Vorbereitung und Beginn des Novemberpogroms

Die brutalen Ausschreitungen, Morde, Verhaftungen, Plünderungen, Folterungen und die Synagogenbrände während des Novemberpogroms folgten der in allen NS-Medien hochgespielten extremen Propaganda nach Bekanntwerden des Attentats. In einem am 8. November 1938 erschienenen Artikel in der Zeitung "Völkischer Beobachter" von Regierungsrat Wolfgang Diewerge, Referent der Abteilung VII des Propagandaministeriums, schrieb dieser, dass die antijüdischen Maßnahmen eine "logische Konsequenz" des Attentats seien. Am 9. November 1938 veröffentlichte der "Völkische Beobachter" einen Artikel, in dem eine erfundene Verschwörungstheorie entwickelt wurde. Der Hass aller Juden gegen die Deutschen habe sich an dem Attentat manifestiert und daher sei auch jedwede Reaktion darauf gerechtfertigt[2] Nach Mitteilung des Todes Ernst vom Raths am Abend des 9. November 1938 fand eine Unterredung zwischen Hitler und Goebbels statt, bei der entschieden wurde, dass spontanen Demonstrationen gegen die Juden nicht entgegengetreten werde. Die Gauleiter gaben diese Instruktionen an alle Gauleitungen weiter.
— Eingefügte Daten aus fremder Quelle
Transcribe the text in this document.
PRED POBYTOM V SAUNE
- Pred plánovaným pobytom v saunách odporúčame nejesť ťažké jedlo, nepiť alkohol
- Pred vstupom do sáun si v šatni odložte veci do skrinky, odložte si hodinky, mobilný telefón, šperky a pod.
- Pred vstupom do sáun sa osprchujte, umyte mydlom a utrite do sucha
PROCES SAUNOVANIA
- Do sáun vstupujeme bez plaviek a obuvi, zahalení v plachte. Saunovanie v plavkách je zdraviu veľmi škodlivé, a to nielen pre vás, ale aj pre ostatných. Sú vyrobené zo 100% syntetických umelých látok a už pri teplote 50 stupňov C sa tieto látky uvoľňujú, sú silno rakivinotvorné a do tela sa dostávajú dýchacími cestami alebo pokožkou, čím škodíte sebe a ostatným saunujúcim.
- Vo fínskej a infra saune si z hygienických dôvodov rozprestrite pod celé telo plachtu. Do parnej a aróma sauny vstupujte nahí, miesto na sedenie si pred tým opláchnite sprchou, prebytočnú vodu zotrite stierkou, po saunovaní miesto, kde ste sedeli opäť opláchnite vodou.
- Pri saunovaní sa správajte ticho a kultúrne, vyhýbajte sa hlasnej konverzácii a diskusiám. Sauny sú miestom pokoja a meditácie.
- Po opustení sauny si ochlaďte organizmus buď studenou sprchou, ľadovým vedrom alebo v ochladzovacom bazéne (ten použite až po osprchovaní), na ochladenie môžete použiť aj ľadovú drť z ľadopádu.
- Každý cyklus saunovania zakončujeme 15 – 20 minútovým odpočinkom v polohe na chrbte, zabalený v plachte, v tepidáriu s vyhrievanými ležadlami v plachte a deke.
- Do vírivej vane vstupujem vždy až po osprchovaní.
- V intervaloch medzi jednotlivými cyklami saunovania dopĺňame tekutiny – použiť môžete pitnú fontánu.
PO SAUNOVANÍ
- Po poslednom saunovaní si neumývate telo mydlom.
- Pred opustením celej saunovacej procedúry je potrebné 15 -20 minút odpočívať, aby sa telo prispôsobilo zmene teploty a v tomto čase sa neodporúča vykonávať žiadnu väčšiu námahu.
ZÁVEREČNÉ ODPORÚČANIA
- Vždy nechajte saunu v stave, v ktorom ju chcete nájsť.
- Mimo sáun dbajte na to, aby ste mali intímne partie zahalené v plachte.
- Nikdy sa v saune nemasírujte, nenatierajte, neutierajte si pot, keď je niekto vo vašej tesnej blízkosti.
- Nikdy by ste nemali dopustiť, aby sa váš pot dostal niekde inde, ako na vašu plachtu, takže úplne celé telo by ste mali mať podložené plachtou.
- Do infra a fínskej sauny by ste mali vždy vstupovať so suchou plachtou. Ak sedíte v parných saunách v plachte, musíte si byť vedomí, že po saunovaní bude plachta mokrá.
Heinrich Müller, Leiter der Gestapo,[3] unterrichtete alle Staatspolizeileitstellen, diese beinhalteten auch dass Plünderungen Einhalt geboten werden solle und bei Synagogenbränden die umliegenden Gebäude geschützt werden müssten[4]

Die Aktionen gegen die jüdische Bevölkerung begannen sogar noch vor der Bekanntgabe durch Staatspolizeileitstellen, Sicherheitsdienst (SD) und SS. Um 23 Uhr waren die Polizeidienststellen informiert, um 24 Uhr die Wiener Dienststelle des SD, um vier Uhr ergingen Weisungen an SS- und SA-Formationen, Geschäfte und Synagogen zu zerstören, sowie Verhaftungen und Delogierungen an Jüdinnen und Juden vorzunehmen[5]

Morde, Selbstmorde und Verhaftungen in Wien

Das Novemberpogrom in Wien war von besonders großer Brutalität gekennzeichnet. Mehr als ein Fünftel der Todesopfer des Novemberpogroms dürften auf Wien entfallen sein, nicht zuletzt weil eine verbreitete antisemitische Stimmung bereits vor der nationalsozialistischen Machtergreifung bestand und der Vermögensentzug der jüdischen Bevölkerung noch nicht soweit fortgeschritten war, um nicht die Bereicherung an jüdischem Eigentum als lohnend erscheinend zu lassen. Es war für Jüdinnen und Juden lebensgefährlich auf die Straßen zu gehen. Sie mussten sich vor brutalen Misshandlungen, willkürlichen Verhaftungen und Hausdurchsuchungen unter dem Vorwand, nach Waffen und politischem Material zu suchen, fürchten und waren völlig vogelfrei. In der Literatur ist die Zahl von 27 ermordeten, 680 Selbstmorden und 88 schwer verletzten Juden angegeben, jedoch sind diese Angaben nicht gesichert, da sie in verschiedenen Publikationen voneinander differieren[6]Die über 6.500 aufgegriffenen Juden wurden in das Polizeigefängnis in Wien 9, Roßauer Lände und zwei extra eingerichtete Behelfsgefängnisse, auch "Notarreste" genannt, in Schulen in Wien 7., Kenyongasse 2 und Wien 20., Karajangasse 14 eingeliefert. Dort kam es laut Zeitzeugenaussagen zu grausamen Übergriffen auf die dort Festgehaltenen, darunter in Wien 20 auch auf 200 Frauen, die besonderen Quälereien ausgesetzt waren[7]. Zwischen 3.500 und 4.800 jüdische Männer wurden in das Konzentrationslager Dachau deportiert[8] Ca. 70% der Wiener Juden waren von Hausdurchsuchungen betroffen[9].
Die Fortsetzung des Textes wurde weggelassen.